Anspruchsvolle Filme
Spätestens in den 1960er-Jahren wurde die Konkurrenz durch das Fernsehen spürbar. Die freie Verfügbarkeit von Wunschfilmen auf Videokassette und DVD setzte auch den Kirchheimer Kinos ab den 1980er-Jahren richtig zu. Zunächst wurde 1981 aus dem Tanzcafé das Tyroler 2 – das heutige Tyroler Kino. Der Kinosaal Tyroler 1 schloss 1985. Nach dem Tod von Richard Frech 1991 führten zunächst seine Witwe und sein ältester Sohn Hans-Jochen den Betrieb weiter. Seit 2001 managen der jüngste Sohn Eberhard, seine Frau Ulrike und bis zu seinem Tod sein Bruder Wolfgang die verbliebenen Kinos. Nun allerdings im Nebenerwerb, da der Betrieb keine Familie ernähren konnte. Ihren Schwerpunkt legten die drei gleichzeitig auf ein anspruchsvolles Kinoprogramm mit ausgewählten Filmen, oft auch in Originalton und gerne in Kooperation mit Kirchheimer Vereinen und Initiativen wie dem Club Bastion oder Amnesty International. Ebenso investierten sie in neue Projektoren und eine Tonanlage sowie später in die Digitalisierung.

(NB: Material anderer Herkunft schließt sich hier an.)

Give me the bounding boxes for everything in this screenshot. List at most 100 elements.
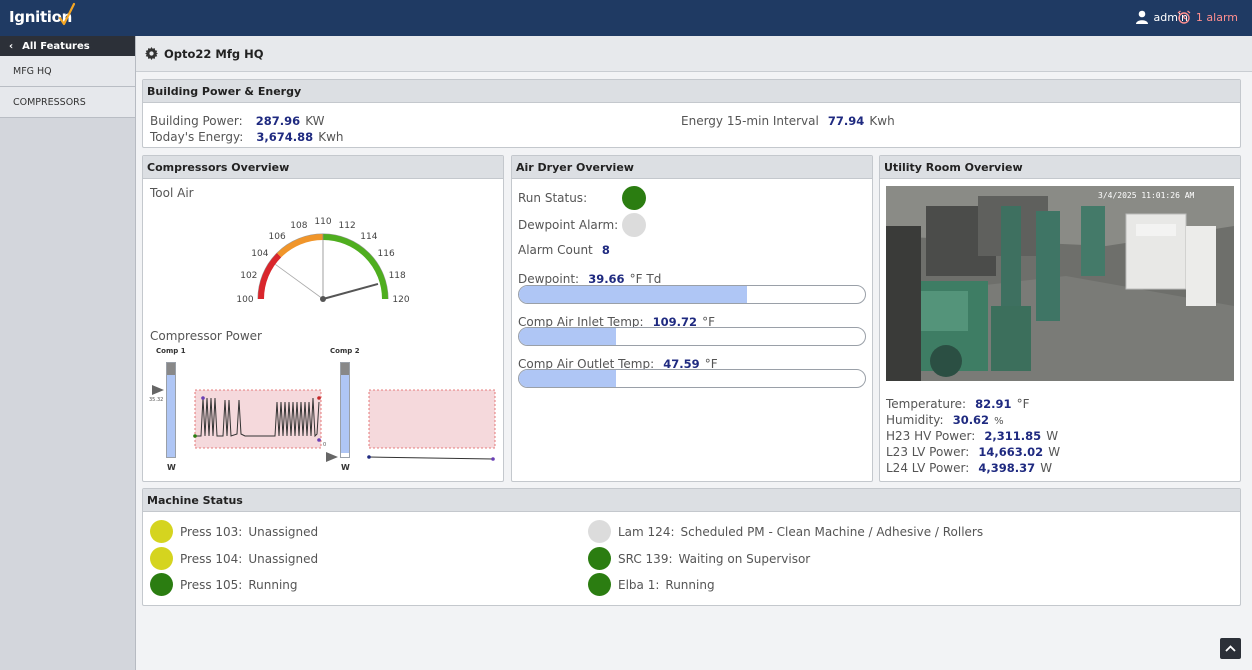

Anerkannt wurde dieses Engagement von einem kleinen Stammpublikum und der Filmförderung des Landes: Insgesamt 18 Mal in Folge haben Frechs eine Auszeichnung für ihr Jahresfilmprogramm erhalten. Die MFG Filmförderung verleiht diesen an mittelständische, gewerbliche Kinobetreiber für ihre „besondere Kinoprogrammarbeit“ und auch ihren unternehmerischen Mut. Denn ob ein Film beim Publikum gut oder schlecht ankommt, weiß man nicht immer im Voraus. Und Sponsoren wie beim Sommernachtskino gibt es nicht.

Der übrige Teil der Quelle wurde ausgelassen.